Music therapy provision in adult palliative care is still relatively uncommon in the UK, and the scope of music therapy practice is often unfamiliar to the multi-professional team. Although longer-term work is viable with many hospice patients, it is not always possible. A single music therapy session might be all that is achievable before a patient leaves the hospice, or deteriorates and dies. This paper is based on my clinical experience of 10 years working as music therapist in a hospice. It aims to illuminate the value and potential for music therapy within the constraints of very short-term work.

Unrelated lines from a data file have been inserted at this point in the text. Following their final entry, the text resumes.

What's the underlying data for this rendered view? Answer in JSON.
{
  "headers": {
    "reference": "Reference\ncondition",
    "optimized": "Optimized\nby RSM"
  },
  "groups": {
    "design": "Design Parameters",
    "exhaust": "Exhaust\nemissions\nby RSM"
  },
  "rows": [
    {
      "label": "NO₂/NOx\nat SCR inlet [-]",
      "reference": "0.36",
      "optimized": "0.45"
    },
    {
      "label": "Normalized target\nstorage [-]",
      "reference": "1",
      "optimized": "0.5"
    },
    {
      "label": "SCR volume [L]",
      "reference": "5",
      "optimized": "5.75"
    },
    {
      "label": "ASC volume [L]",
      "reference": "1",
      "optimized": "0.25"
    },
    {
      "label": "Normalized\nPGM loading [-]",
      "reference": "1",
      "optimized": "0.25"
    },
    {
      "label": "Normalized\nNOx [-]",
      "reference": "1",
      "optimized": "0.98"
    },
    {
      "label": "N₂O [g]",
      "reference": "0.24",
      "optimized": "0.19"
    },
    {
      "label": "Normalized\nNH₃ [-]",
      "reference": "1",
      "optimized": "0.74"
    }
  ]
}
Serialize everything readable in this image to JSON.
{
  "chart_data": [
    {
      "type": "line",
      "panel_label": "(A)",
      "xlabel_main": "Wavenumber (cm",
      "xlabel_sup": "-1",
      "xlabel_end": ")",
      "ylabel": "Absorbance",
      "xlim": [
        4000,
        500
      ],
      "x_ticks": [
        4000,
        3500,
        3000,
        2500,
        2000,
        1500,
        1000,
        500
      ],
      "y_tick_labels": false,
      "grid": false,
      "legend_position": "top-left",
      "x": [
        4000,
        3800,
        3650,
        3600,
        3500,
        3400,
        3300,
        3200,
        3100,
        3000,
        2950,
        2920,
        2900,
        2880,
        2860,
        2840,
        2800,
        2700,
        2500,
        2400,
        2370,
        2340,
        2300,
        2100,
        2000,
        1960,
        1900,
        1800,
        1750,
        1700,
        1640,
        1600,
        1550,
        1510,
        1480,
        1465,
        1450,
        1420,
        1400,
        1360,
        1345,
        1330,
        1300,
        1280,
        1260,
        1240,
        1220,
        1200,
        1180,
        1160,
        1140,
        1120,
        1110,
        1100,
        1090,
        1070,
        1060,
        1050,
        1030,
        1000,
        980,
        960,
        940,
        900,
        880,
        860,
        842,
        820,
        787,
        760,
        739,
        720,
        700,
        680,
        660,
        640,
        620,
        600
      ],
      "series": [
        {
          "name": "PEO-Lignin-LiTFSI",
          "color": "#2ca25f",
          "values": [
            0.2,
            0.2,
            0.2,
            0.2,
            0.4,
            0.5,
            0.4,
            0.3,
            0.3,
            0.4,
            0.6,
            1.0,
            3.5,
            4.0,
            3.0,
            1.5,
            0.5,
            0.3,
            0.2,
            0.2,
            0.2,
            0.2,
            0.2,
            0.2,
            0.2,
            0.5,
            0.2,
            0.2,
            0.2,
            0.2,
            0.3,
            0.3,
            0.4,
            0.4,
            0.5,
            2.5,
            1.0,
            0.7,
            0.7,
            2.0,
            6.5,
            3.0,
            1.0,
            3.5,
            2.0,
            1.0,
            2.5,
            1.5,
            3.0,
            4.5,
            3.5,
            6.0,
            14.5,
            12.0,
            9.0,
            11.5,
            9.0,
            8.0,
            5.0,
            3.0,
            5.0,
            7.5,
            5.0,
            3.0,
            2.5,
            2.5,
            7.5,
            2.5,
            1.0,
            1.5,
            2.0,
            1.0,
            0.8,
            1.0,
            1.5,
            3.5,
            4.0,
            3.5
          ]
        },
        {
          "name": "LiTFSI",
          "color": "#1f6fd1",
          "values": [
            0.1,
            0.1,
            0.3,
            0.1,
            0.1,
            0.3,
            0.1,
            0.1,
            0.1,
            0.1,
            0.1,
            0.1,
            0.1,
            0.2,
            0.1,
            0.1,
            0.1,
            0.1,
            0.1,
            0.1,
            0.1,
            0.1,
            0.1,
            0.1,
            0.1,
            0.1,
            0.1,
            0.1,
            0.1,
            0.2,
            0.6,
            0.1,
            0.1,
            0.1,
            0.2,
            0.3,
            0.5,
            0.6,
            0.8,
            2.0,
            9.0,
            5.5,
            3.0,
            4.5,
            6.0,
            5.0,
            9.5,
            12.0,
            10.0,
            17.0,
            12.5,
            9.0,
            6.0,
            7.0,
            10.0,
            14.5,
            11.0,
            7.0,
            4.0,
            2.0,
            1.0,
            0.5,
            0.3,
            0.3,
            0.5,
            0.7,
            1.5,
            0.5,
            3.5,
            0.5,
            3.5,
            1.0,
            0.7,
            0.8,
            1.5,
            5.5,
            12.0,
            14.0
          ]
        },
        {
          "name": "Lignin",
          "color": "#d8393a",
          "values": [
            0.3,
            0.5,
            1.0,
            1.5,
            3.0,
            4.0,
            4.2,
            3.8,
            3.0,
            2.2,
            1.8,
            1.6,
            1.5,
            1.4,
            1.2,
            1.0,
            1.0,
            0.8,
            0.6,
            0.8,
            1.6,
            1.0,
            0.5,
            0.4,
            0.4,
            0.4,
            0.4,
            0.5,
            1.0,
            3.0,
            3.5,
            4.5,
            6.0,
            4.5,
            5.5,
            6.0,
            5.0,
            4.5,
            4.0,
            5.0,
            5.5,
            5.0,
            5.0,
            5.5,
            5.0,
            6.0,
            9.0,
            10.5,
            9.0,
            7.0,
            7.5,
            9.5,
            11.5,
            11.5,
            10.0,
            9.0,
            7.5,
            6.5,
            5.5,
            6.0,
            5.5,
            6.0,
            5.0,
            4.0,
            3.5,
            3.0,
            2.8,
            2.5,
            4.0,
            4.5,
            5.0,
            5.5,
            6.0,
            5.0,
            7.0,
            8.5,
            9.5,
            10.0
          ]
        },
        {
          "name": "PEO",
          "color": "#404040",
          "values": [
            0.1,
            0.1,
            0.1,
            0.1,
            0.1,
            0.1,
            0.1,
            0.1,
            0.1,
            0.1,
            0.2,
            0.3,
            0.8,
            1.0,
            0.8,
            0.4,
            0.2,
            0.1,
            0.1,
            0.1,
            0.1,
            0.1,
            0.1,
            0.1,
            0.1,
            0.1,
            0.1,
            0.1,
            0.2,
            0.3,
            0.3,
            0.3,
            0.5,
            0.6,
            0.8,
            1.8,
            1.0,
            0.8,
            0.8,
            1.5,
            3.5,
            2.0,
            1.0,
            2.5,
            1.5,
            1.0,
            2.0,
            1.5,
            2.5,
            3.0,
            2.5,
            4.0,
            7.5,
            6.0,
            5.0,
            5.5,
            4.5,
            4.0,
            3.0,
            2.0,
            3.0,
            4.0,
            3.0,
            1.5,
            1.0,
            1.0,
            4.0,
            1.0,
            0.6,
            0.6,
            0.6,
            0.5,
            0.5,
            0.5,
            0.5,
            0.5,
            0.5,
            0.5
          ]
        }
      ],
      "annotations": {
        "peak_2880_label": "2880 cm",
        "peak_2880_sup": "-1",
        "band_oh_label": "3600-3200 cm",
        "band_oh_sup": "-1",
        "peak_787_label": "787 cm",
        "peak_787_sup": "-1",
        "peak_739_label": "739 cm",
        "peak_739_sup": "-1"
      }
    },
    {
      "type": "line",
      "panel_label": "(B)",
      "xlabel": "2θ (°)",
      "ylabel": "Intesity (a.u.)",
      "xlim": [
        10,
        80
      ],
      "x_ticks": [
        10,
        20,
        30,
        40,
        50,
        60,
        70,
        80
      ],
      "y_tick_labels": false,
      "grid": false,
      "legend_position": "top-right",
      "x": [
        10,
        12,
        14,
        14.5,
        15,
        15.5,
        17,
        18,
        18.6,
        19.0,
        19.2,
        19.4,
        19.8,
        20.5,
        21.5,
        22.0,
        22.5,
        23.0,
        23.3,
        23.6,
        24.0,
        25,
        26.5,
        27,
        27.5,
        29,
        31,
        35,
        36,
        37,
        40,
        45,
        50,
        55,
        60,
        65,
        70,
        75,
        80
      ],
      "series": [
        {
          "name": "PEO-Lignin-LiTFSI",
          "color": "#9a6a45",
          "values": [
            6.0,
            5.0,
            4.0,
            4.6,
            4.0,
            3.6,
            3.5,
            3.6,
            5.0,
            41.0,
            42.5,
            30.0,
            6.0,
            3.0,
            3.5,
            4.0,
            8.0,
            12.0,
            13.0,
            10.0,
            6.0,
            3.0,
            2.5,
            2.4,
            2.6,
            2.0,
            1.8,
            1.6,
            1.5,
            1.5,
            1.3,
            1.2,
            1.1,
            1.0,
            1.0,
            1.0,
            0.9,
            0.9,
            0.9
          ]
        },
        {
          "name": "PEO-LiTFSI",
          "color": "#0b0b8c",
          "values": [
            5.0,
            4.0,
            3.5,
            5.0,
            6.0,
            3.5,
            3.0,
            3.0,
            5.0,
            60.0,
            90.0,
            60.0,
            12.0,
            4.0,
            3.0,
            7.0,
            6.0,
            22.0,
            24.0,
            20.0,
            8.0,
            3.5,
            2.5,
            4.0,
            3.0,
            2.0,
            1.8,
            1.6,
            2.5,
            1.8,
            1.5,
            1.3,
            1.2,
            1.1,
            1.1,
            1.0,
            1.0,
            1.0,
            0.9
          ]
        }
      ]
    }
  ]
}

Using case vignettes, three different approaches will be introduced and discussed: receptive work, improvisation and songwriting. Receptive approaches focus on active listening using live or recorded music. This can facilitate reminiscence, relaxation and /or visualisation. Improvisation offers interaction, a musical dialogue. Using simple instruments and supported by the therapist's music, there is the possibility for creativity, new and transformative experience, and the expression of feelings. Songwriting brings together words and music with the potential to create something lasting. It provides the opportunity to articulate and to understand feelings, and often patients report unexpected pleasure and pride in their achievement. A recorded song might have a purpose and life of its own, such as being given or left as a gift, placed in a memory box or played at the funeral.

In my experience music's unique qualities help establish an atmosphere where a trusting therapeutic relationship can develop very quickly. Its flexibility and adaptability enables work at depth even in very short-term work, which can meet the both holistic needs of the patient and their loved ones.

Recorded patient songs will be used to illustrate this presentation.